The pros and cons of owning your own treadmill.
While treadmills are a great alternative to real running and complicated exercises, however, they are not without their downsides.
To start off with, treadmills can be very expensive, especially if you buy one with all the luxurious special features. By the time you add in sales taxes, delivery charges and all the rest, you’re looking at a pretty significant chunk of change. Of course, there’s nothing saying that you need to get one with absolutely every feature around – if it’s your first treadmill, you’ll be absolutely fine with a more basic model, whatever the salesman might tell you.
The next problem is that treadmills can be very large, and there might not be space in your house. Again, this problem is quite easily solved, as long as you keep your wits about you and realise exactly how big the treadmill you’re buying is, instead of just blindly choosing one that takes your fancy and hoping for the best. There are surprisingly small treadmills on the market for smaller homes – all you have to do is look for them.
Some people complain of loud motors on some cheaper treadmills, and it can be annoying if you’re not used to it. A good solution is to put on the TV or listen to some music, which also helps with the boredom that many people experience when they just run on a treadmill and do nothing else at the same time.

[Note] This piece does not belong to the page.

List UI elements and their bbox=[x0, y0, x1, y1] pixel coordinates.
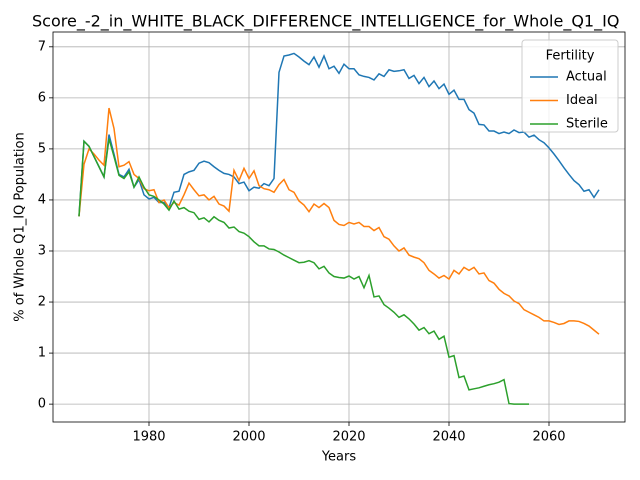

The final point is one that is important to people who are training for actual races. As treadmills have no wind resistance, they are quite unsuitable for training for real outdoor running – you should be getting out there and doing it on a track instead. While a treadmill can come close to simulating wind resistance if you adjust its slope gradient, it’s not good enough for serious training, and you might injure yourself if you run a race after only training on a treadmill.